Через три дня Аввакума снова привели к царю, который всё это время надеялся его уговорить – ведь Никон требовал расстричь непокорного протопопа. Но Аввакум отказался уступать, и его отправили в ссылку – в восточную Сибирь, в Забайкалье. От Москвы это и сегодня неблизко, а в тот момент казалось абсолютно диким, страшным местом, до которого невероятно долго добираться. Вместе с женой и детьми Аввакума прикрепили к отряду, который возглавил воевода Афанасий Пашков, отправленный на завоевание Даурии. И на целых шесть лет Аввакум попал в зависимость от Пашкова. В какие-то моменты обстоятельства складывались хуже, в какие-то были лучше. В Тобольске он, кажется, даже мог служить, и люди прислушивались к нему. Позже они двинулись еще дальше на восток, спускались в лодках. И однажды Аввакум с воеводой поссорились, и Афанасий выкинул семью протопопа из лодки. Они пошли по берегу пешком. Снег, холод, голод. Двое маленьких детей у них умерли. Невероятное мучение продолжительностью в шесть лет. Наверное, самый знаменитый отрывок из «Жития протопопа Аввакума» – как раз рассказ о жизни в Даурии: «Было в Даурской земле нужды великие годов с шесть и семь, а во иные годы отрадило. А он, Афонасей, наветуя мне, беспрестанно смерти мне искал. <…> привели ко мне баб бешаных [больных]; я, по обычаю, сам постился и им не давал есть, молебствовал, и маслом мазал, и, как знаю, действовал; и бабы о Христе целоумны и здравы стали. Я их исповедовал и причастил. Живут у меня и молятся богу; любят меня и домой не йдут. Сведал он, что мне учинилися дочери духовные, осердился на меня опять пущи старова, – хотел меня в огне жжечь: “ты-де выведываешь мое тайны!” <…> Взял Пашков бедных вдов от меня; бранит меня вместо благодарения. <…> Запер их в пустую избу, ино никому приступу нет к ним; призвал к ним чернова попа [то есть никонианина], и оне ево дровами бросают, – и поволокся прочь. Я дома плачю, а делать не ведаю что. Приступить ко двору не смею: больно сердит на меня. Тайно послал к ним воды святыя, велел их умыть и напоить, и им, бедным, легче стало. Прибрели сами ко мне тайно, и я помазал их во имя Христово маслом, так опять, дал Бог, стали здоровы и опять домой пошли да по ночам ко мне прибегали тайно молитца богу.

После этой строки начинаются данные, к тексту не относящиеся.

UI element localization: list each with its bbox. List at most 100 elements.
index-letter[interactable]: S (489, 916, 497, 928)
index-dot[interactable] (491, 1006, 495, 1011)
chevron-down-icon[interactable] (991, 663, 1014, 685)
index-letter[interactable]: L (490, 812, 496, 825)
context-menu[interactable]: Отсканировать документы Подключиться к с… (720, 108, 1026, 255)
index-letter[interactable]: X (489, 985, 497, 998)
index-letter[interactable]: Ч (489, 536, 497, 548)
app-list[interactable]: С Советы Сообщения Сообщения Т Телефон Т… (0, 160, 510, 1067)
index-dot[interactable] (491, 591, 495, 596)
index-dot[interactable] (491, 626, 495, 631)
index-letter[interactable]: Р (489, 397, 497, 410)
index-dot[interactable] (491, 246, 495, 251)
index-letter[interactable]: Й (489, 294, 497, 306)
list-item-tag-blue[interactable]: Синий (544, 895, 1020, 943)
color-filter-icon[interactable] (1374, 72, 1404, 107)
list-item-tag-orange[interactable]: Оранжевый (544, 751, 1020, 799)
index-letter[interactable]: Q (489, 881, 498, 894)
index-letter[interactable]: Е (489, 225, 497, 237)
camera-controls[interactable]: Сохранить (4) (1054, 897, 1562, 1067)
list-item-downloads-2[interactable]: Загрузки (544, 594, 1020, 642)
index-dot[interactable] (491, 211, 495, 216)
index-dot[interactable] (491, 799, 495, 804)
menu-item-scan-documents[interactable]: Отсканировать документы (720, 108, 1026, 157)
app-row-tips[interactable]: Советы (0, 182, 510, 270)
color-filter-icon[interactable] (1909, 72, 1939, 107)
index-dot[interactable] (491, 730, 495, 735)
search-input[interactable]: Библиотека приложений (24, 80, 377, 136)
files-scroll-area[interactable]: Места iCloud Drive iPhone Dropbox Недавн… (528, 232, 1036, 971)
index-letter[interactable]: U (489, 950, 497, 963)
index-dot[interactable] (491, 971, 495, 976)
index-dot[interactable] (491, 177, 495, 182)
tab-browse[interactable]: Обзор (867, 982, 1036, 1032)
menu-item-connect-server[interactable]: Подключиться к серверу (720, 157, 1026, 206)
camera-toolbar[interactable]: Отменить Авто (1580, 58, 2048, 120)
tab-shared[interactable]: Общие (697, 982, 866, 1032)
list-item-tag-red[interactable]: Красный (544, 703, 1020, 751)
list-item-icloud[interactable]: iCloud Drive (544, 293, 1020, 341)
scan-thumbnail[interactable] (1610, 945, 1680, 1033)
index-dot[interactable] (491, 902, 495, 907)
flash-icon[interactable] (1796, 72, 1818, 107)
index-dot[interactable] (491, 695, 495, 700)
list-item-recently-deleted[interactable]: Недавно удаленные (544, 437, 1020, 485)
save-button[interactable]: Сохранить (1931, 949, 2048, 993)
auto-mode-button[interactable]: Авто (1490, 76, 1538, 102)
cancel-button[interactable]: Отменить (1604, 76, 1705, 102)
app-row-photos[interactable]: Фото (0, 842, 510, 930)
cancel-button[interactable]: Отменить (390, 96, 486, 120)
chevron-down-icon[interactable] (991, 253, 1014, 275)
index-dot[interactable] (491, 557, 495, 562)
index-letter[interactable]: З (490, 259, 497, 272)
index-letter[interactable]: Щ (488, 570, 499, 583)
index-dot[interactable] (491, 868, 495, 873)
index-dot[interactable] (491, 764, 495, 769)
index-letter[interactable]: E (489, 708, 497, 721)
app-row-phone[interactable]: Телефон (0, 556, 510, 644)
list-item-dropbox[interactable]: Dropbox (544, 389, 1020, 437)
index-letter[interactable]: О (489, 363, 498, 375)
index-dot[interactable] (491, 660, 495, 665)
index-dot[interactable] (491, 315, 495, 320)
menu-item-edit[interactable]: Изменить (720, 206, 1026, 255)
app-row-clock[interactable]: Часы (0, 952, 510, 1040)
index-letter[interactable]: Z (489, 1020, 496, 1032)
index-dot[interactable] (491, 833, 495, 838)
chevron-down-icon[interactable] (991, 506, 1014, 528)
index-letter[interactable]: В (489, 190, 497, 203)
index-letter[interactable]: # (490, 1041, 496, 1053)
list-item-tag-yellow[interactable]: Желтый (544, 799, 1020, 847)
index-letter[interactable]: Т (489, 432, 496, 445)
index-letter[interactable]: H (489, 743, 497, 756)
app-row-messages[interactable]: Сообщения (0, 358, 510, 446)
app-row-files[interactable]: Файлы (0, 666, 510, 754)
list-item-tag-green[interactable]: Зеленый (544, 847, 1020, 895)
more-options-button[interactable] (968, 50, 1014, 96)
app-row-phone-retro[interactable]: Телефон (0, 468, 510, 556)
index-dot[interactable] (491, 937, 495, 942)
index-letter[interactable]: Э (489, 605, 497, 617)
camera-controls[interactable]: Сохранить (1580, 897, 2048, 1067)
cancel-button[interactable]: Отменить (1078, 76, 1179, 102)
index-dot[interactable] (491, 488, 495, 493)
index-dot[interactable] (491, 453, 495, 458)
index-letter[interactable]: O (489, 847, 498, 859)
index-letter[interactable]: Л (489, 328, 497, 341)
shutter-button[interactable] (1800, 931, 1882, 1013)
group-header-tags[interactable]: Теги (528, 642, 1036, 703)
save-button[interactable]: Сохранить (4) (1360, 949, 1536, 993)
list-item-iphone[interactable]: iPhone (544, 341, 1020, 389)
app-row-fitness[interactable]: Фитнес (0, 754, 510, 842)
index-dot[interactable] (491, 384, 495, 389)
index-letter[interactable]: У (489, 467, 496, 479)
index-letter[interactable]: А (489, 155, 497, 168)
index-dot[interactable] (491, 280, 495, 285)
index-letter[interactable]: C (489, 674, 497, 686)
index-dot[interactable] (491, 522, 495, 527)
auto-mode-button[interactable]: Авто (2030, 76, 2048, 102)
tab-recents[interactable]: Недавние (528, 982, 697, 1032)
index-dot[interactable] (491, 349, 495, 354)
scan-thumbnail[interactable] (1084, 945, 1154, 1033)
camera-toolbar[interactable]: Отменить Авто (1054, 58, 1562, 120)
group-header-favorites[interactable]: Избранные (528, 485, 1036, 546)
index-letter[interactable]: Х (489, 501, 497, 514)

<…> Таже с Нерчи реки паки назад возвратилися к Русе. Пять недель по льду голому ехали на нартах. Мне под робят и под рухлишко дал две клячки, а сам и протопопица брели пеши, убивающеся о лед. Страна варварская, иноземцы немирные; отстать от лошедей не смеем, а за лошедьми итти не поспеем, голодные и томные люди. Протопопица бедная бредет-бредет, да и повалится, – кольско гораздо! В ыную пору, бредучи, повалилась, а иной томной же человек на нея набрел, тут же и повалился; оба кричат, а встать не могут. Мужик кричит: “матушка-государыня, прости!” А протопопица кричит: “что ты, батько, меня задавил?” Я пришол – на меня, бедная, пеняет, говоря: “долго ли муки сия, протопоп, будет?” И я говорю: “Марковна, до самыя до смерти!” Она же, вздохня, отвещала: “добро, Петрович, ино еще побредем”». Спустя шесть лет Аввакума вернули в Москву. Тем временем Алексей Михайлович начал тяготиться огромной властью патриарха Никона – того, кого царь прежде называл своим отцом и «собинным другом», того, кто писал, что царская власть – это луна, а церковная власть – это солнце. В конце концов из-за мелкого конфликта Никон с возмущением отбыл в свою резиденцию, которую выстроил для себя на Истре, – в Новый Иерусалим. И объявил, что отрекается от сана патриарха. Он думал, что государь станет умолять его передумать, но тот жаждал от него отделаться. Был созван Вселенский собор, на который съехались православные патриархи из других стран. Больше года они занимались делом Никона. Его обвинили в том, что построенный им Новый Иерусалим – это проявление невероятной гордыни, потому что названия мест вокруг монастыря воспроизводят названия мест Святой земли; ему пеняли, что он стремился получить слишком большую власть. В итоге Никона признали виновным. Его лишили патриаршего достоинства и епископского сана и простым монахом отправили под Вологду, в Ферапонтов Белозерский монастырь. Там он сначала жил довольно неплохо, катался на лодочке, ел сладкие угощения. Позже его содержание ужесточилось.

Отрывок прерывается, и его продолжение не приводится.